When you run many Hadoop clusters it is useful to automatically collect metrics from all clusters in a single place (Hive table i.e.).
This allows you to perform any advanced and custom analysis of your clusters workload and not be limited to the features provided by Hadoop Administration UI tools that often offer only per cluster view so it is hard to see the whole picture of your data platform.
The first step is to dynamically get the list of clusters and their IPs. Hadoop clusters are often reprovisioned, added and terminated, so you cannot use the static list and addresses. In case of Amazon EMR, you can use the following Linux shell command to get the list of active clusters:
aws emr list-clusters --active
From its output you can get the cluster IDs and names. As a cluster ID and IP can change over time, its name is usually permanent (like DEV
or Adhoc-Analytics
cluster) so it can be useful for various aggregation reports.
Then for each cluster you can get its MasterPublicDnsName
and the private IP by running:
-- Get MasterPublicDnsName aws emr describe-cluster --cluster-id=<ID> -- Get private IP host <MasterPublicDnsName>
After you have a list of Hadoop YARN clusters and their IPs you can query them to get the cluster metrics:
curl http://<cluster_ip>:8088/ws/v1/cluster/metrics
Sample output:
{ "clusterMetrics": { "appsSubmitted": 180739, "appsCompleted": 176616, "appsPending": 0, "appsRunning": 0, "appsFailed": 323, "appsKilled": 3800, "reservedMB": 0, "availableMB": 3363840, "allocatedMB": 0, "reservedVirtualCores": 0, "availableVirtualCores": 2419, "allocatedVirtualCores": 0, "containersAllocated": 0, "containersReserved": 0, "containersPending": 0, "totalMB": 3363840, "totalVirtualCores": 2419, "totalNodes": 230, "lostNodes": 84, "unhealthyNodes": 0, "decommissionedNodes": 0, "decommissioningNodes": 0, "rebootedNodes": 0, "activeNodes": 146 } }
I have an ETL process that extracts these metrics for every Hadoop cluster every minute and puts into a Hive table yarn_clusters_state
:
CREATE EXTERNAL TABLE yarn_clusters_state ( name STRING, event_ts STRING, metrics STRING, ip STRING ) STORED AS TEXTFILE LOCATION 's3://cloudsqale/hive/warehouse.db/yarn_clusters_state';
This table contains time series data for all Hadoop clusters, for example:
PROD-01 2019-05-15T00:01:04.323 {"allocatedVirtualCores":1380,"appsPending":0, ... PROD-02 2019-05-15T00:01:04.332 {"allocatedVirtualCores":0,"appsPending":0, ... PROD-03 2019-05-15T00:01:04.341 {"allocatedVirtualCores":2432,"appsPending":3, ... PROD-04 2019-05-15T00:01:04.356 {"allocatedVirtualCores":3471,"appsPending":2, ...

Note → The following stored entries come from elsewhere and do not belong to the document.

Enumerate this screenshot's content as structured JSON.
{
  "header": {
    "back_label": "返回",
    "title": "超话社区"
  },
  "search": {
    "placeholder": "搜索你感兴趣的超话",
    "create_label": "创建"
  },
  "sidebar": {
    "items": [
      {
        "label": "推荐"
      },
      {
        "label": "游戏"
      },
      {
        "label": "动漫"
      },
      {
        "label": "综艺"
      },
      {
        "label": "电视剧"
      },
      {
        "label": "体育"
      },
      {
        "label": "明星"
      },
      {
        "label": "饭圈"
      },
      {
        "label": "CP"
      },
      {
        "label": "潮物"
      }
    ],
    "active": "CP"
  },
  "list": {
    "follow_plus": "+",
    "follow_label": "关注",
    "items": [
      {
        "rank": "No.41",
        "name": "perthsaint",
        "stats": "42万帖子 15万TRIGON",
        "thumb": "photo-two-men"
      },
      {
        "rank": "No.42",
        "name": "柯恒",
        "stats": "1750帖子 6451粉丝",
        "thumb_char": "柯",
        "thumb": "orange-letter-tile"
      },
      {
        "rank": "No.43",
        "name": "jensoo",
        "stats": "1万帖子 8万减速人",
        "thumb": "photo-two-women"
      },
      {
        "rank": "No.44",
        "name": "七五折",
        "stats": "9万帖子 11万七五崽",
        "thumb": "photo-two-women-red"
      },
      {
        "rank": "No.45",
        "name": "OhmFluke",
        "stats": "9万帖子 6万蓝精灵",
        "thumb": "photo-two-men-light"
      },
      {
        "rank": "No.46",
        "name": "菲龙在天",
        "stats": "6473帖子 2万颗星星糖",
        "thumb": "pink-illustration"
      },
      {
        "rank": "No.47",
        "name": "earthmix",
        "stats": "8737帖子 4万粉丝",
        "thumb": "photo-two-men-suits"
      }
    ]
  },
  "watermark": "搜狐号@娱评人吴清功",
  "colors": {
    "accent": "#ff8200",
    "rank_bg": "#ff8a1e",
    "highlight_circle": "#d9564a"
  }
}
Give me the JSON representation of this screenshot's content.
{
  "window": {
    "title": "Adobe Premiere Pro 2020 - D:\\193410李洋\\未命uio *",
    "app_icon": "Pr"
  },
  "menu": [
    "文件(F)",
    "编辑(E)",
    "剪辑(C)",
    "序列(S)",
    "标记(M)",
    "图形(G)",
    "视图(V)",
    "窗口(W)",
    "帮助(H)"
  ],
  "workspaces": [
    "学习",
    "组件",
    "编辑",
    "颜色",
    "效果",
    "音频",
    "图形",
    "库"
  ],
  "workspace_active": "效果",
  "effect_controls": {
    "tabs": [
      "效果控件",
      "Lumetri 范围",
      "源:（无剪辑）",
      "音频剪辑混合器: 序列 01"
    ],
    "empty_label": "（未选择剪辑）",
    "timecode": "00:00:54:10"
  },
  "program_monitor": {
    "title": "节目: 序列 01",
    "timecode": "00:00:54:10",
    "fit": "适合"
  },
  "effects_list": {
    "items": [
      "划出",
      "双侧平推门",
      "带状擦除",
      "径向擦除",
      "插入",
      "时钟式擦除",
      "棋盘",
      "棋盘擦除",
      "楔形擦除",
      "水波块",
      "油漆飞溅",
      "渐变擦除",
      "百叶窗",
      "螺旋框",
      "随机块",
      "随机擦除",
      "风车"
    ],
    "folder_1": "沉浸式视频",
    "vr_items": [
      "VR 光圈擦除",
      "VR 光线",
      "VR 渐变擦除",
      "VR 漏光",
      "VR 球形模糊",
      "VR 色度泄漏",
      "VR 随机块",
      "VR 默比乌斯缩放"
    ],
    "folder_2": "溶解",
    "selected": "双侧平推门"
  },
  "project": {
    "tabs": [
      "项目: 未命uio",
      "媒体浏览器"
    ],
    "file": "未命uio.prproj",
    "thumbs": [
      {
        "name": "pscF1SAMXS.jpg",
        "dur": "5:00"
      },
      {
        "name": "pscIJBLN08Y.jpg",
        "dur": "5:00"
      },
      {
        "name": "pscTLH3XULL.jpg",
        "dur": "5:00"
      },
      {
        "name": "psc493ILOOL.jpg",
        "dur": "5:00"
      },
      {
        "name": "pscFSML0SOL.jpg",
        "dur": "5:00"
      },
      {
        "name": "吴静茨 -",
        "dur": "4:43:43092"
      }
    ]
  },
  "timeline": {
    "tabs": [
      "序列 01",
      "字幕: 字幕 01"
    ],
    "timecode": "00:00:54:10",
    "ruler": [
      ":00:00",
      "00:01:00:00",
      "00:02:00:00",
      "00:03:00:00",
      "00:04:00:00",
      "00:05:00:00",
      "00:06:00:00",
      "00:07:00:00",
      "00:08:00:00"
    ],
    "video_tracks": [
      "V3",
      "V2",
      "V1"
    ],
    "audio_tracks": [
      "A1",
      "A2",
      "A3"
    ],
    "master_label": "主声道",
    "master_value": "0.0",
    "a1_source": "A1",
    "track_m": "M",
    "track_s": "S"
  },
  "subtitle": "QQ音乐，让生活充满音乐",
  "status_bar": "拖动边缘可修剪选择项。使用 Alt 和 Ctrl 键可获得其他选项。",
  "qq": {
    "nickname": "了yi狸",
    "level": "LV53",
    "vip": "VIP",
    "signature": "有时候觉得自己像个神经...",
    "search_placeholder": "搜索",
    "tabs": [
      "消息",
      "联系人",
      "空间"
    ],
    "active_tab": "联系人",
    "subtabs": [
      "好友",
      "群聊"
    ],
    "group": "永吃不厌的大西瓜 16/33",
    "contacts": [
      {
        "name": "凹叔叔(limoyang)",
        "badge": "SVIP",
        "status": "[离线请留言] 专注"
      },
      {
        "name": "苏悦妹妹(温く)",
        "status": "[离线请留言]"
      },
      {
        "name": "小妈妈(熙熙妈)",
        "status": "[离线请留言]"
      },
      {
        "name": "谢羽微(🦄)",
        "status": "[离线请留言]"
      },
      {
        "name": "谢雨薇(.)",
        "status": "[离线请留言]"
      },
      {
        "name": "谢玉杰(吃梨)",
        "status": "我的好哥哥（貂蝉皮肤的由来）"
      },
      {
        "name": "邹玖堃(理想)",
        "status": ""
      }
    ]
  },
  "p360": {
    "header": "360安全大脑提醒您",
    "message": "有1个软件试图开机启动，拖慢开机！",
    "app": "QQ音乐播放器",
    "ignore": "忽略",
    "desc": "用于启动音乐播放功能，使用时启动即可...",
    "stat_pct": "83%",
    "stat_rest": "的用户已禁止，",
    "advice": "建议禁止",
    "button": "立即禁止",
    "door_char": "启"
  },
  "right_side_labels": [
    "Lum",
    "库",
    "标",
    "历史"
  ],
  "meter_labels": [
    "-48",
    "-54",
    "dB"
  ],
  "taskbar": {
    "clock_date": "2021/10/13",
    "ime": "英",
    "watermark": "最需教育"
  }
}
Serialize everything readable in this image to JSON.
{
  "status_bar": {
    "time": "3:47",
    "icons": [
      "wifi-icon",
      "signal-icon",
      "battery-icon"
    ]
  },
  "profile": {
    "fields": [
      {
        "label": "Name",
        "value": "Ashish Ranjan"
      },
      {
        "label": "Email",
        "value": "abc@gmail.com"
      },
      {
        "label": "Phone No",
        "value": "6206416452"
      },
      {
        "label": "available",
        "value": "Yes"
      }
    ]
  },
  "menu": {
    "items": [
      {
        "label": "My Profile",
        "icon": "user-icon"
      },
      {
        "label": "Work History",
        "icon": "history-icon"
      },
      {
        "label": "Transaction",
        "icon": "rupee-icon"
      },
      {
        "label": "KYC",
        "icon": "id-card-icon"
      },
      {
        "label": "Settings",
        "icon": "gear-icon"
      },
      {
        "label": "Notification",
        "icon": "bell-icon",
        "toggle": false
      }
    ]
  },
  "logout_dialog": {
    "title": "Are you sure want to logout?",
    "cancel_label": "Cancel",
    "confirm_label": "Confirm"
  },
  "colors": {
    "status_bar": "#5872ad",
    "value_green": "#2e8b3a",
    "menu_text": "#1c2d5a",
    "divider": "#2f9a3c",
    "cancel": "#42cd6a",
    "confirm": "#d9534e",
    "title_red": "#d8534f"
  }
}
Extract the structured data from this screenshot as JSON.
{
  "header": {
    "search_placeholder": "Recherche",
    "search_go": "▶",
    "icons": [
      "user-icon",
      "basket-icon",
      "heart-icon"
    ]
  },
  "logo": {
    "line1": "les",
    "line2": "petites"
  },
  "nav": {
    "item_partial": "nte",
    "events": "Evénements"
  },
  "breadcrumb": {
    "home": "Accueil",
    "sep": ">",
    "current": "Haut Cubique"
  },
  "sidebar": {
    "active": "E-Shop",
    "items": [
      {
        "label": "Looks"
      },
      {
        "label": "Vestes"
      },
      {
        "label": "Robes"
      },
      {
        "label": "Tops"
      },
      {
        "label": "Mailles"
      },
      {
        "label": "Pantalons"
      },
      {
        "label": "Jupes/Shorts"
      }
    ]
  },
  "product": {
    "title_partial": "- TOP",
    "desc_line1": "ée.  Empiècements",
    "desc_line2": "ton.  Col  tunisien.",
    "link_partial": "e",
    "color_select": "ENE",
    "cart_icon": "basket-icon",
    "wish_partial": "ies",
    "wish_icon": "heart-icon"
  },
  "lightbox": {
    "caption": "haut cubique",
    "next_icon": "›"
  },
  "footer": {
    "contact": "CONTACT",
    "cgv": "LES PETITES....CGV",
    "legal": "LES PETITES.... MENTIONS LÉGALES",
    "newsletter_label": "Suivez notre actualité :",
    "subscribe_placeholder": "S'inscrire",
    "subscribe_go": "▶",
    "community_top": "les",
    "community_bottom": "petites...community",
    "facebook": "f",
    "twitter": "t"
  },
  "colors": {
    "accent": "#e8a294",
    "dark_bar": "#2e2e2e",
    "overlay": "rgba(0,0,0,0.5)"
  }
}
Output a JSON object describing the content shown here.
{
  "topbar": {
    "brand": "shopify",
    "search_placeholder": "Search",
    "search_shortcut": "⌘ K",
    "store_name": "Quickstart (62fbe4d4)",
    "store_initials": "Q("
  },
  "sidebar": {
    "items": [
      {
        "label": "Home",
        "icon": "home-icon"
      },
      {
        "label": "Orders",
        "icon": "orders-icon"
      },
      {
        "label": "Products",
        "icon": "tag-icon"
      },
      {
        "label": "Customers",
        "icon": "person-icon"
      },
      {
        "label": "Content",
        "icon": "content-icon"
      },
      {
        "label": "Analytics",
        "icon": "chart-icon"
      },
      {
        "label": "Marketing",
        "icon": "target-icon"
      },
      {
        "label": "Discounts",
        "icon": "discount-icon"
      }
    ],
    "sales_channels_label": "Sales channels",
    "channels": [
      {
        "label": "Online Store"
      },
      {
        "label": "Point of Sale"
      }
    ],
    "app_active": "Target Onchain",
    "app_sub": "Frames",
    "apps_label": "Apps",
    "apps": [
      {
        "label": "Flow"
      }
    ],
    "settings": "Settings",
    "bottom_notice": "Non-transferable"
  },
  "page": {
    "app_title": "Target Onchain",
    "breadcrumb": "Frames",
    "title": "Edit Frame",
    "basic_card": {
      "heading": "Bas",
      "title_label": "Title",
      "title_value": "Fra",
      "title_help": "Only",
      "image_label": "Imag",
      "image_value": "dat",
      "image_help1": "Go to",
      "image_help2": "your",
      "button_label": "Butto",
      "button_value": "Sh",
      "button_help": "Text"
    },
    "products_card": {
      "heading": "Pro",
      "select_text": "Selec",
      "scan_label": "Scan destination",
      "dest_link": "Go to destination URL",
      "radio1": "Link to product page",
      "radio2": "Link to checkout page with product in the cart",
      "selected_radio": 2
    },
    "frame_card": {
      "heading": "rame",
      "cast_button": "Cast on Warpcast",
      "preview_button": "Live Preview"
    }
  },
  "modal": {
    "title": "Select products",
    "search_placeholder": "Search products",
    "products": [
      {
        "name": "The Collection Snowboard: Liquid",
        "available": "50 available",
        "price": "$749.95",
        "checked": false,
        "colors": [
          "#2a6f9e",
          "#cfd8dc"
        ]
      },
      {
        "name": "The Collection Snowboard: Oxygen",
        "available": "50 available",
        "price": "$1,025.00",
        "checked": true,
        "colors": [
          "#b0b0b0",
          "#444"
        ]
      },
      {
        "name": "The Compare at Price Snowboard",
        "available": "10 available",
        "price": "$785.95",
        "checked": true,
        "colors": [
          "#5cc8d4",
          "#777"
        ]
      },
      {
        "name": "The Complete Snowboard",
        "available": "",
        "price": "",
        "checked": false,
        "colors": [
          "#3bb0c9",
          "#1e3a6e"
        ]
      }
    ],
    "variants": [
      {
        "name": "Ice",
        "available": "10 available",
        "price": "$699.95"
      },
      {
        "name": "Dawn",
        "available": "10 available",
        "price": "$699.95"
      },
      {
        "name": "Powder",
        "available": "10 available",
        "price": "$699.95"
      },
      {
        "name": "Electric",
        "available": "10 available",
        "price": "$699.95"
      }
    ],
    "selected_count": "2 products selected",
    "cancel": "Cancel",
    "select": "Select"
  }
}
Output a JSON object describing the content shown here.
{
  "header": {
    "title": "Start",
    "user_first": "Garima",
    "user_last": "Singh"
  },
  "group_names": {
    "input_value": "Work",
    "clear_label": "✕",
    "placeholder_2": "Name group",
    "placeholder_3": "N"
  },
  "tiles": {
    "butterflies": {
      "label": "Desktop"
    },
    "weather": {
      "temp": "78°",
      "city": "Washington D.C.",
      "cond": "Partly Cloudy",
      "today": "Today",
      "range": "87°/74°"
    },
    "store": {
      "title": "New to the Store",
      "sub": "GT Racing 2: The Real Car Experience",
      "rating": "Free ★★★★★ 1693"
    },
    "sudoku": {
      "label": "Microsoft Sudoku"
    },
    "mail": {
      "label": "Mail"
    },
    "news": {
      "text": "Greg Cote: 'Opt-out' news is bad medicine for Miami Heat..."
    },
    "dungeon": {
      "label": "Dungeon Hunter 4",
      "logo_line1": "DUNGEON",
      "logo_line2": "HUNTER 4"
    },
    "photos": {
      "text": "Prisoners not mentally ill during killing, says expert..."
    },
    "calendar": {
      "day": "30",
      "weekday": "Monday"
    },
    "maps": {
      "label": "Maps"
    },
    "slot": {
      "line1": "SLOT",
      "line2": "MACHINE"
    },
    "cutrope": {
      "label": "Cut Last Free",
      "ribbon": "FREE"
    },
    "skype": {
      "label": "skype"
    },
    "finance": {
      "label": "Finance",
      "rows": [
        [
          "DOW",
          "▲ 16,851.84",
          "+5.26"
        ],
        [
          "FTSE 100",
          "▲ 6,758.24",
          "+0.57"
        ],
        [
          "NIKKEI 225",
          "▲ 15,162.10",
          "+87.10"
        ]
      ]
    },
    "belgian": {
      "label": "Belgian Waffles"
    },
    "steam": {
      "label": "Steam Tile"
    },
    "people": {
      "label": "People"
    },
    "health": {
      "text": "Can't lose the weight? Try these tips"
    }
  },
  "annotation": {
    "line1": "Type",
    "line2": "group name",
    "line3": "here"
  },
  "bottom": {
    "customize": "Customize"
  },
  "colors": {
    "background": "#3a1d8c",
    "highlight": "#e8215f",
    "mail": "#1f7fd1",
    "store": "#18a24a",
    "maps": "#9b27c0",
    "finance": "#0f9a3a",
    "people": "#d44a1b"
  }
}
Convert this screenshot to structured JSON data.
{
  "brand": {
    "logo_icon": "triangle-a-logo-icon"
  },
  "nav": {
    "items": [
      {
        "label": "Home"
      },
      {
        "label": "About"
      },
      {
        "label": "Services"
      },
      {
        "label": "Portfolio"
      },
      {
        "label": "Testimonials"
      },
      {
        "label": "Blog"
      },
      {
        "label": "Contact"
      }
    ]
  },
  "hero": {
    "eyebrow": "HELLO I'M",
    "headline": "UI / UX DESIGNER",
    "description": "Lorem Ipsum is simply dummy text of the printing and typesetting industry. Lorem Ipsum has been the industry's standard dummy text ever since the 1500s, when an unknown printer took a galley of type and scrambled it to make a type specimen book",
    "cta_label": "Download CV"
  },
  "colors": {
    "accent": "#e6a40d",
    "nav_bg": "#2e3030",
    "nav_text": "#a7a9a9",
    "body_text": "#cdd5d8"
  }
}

Then you can get summary statistics about completed and running applications as well as maximum and average memory usage as follows:
select name, event_dt, max(appsCompleted) - min(appsCompleted) as apps_completed, max(appsRunning) as max_apps, avg(appsRunning) as avg_apps, max((totalMB - availableMB)/totalMB) as max_memory, avg((totalMB - availableMB)/totalMB) as avg_memory from ( select name, substring(event_ts, 1, 10) as event_dt, cast(get_json_object(metrics, "$.appsRunning") as int) as appsRunning, cast(get_json_object(metrics, "$.appsCompleted") as int) as appsCompleted, cast(get_json_object(metrics, "$.availableMB") as int) as availableMB, cast(get_json_object(metrics, "$.totalMB") as int) as totalMB from yarn_clusters_state where substring(event_ts, 1, 10) >= '2019-05-01' ) cs group by name, event_dt;
Sample output:
name | event_dt | apps_completed | max_apps | avg_apps | max_memory | avg_memory |
---|---|---|---|---|---|---|
PROD-01 | 2019-05-15 | 5458 | 28 | 7.1 | 0.76 | 0.14 |
PROD-02 | 2019-05-15 | 845 | 19 | 1.7 | 0.99 | 0.18 |
PROD-03 | 2019-05-15 | 4520 | 45 | 16.4 | 1.00 | 0.25 |
PROD-04 | 2019-05-15 | 782 | 72 | 37.5 | 0.99 | 0.19 |
You can collect similar reports for CPU and YARN containers utilization, get hourly or 10-minute summaries, and build any other custom reports.